Now say your queue backs up. How do you ensure the oldest work items are processed first? Put another way: How do you prevent starvation? You could assign another field on your model to the time of insertion-- call it add_time. Now your query would be "shard_number=N AND applied=False ORDER BY add_time DESC". This works fine for low throughput queues.
What if your work item write-rate goes up a ton? You're going to be writing many, many rows with roughly the same add_time. This requires a Bigtable row prefix for your entities as something like "shard_number=1|applied=False|add_time=2010-06-24T9:15:22". That means every work item insert is hitting the same Bigtable tablet server, the server that's currently owner of the lexical head of the descending index. So fundamentally you're limited to the throughput of a single machine for each work shard's Datastore writes.
With my approach, your only Bigtable index row is prefixed by the hash of the incrementing work sequence number. This work_index value is scattered across the lexical rowspace of Bigtable each time the sequence number is incremented.

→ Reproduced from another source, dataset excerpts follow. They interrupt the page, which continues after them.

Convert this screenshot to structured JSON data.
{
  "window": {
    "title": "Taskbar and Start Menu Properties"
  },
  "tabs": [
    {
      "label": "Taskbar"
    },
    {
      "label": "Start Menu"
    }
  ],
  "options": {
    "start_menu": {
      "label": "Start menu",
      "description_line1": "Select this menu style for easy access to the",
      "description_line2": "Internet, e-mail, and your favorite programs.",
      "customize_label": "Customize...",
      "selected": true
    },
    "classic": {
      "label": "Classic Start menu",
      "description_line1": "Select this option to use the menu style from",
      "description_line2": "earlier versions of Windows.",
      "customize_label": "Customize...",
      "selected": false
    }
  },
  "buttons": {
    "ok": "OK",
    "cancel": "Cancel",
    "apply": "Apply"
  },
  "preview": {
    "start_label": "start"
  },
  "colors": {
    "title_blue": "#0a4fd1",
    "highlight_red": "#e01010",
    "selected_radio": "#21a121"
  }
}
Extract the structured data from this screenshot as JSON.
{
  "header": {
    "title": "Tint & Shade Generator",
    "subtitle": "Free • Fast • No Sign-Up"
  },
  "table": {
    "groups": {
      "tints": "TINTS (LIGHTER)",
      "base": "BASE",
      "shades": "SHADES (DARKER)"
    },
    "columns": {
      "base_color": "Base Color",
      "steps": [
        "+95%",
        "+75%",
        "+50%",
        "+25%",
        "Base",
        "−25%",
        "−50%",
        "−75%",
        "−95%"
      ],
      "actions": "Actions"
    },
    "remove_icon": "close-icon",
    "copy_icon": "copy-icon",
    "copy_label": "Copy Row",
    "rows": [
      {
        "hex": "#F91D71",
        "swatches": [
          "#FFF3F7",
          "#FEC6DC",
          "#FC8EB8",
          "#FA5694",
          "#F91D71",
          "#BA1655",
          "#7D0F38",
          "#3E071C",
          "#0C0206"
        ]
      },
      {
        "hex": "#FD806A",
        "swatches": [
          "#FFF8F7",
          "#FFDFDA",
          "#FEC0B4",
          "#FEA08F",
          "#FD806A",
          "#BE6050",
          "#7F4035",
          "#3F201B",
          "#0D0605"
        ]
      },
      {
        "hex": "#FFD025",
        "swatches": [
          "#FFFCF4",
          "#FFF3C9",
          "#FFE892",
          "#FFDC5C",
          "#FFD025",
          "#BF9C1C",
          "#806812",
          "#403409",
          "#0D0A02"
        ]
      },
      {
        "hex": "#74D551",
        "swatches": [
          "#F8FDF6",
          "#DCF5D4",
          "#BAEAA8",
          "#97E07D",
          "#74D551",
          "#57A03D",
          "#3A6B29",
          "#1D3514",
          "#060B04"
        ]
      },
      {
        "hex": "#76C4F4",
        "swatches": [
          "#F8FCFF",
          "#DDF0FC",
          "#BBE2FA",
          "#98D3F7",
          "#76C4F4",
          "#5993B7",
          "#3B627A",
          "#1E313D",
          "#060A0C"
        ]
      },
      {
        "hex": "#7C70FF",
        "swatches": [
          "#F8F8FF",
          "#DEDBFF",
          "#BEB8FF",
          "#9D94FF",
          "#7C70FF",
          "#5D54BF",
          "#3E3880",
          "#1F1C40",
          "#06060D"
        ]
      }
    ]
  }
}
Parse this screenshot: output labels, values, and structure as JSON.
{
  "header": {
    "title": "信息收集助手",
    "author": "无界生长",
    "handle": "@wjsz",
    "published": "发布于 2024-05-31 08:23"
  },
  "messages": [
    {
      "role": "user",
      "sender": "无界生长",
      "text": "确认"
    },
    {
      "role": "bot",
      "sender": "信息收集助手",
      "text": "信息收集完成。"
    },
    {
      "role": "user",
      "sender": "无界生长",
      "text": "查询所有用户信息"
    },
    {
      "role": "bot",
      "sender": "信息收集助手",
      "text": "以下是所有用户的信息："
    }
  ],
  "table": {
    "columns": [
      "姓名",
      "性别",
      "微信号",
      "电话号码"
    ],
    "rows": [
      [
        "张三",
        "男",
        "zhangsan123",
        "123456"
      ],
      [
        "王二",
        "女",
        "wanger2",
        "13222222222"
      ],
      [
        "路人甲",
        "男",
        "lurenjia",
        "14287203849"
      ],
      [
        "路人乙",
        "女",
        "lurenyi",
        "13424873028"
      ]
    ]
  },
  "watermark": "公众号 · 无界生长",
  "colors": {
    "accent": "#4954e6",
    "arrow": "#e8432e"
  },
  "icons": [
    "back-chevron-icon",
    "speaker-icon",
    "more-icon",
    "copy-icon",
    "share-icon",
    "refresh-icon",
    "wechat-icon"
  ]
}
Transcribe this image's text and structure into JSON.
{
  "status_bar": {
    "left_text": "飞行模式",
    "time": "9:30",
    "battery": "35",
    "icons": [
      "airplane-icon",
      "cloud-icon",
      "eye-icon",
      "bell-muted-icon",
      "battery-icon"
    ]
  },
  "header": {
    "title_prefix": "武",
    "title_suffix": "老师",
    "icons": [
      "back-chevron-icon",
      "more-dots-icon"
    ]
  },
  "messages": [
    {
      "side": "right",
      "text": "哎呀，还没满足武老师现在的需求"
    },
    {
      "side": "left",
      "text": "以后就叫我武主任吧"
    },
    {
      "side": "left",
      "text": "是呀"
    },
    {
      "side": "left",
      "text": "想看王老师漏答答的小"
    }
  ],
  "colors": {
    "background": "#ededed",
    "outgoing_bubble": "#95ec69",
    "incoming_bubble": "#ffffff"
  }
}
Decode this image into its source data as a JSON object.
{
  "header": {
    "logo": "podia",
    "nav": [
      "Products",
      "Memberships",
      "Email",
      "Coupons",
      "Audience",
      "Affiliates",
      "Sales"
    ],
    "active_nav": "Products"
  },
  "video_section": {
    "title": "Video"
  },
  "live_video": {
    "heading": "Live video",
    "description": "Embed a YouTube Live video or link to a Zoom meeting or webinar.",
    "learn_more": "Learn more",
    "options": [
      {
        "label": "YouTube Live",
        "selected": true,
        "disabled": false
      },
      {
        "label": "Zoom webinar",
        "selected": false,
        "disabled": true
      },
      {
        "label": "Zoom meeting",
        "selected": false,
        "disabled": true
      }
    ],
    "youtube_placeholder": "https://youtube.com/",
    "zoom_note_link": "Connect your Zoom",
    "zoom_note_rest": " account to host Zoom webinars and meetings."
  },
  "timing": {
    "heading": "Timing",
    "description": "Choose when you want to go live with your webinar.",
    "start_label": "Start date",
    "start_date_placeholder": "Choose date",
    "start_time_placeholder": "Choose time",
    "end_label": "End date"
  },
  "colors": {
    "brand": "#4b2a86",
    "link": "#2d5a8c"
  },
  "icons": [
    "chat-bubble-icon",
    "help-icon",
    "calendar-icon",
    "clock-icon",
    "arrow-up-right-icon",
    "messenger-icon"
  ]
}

Thus, each sequential work item enqueue will likely go to a different tablet server (given enough data), spreading the load of my queue beyond a single machine. With this approach the write-rate should effectively be bound only by the number of physical Bigtable machines in a cluster.
One disadvantage of this approach is that it requires an extra write: you have to flip the flag on the original marker entity when you've completed the update, which is something Brett's original approach doesn't require.
You still need some sort of work index, too, or you encounter the race conditions Brett talked about, where the task that should apply an update runs before the update transaction has committed. In your system, the update would still get applied - but it could be an arbitrary amount of time before the next update runs and applies it.
Still, I'm not the expert on this (yet ;). I've forwarded your question to Brett, and I'll let you know what he says - I'm curious as to his answer, too!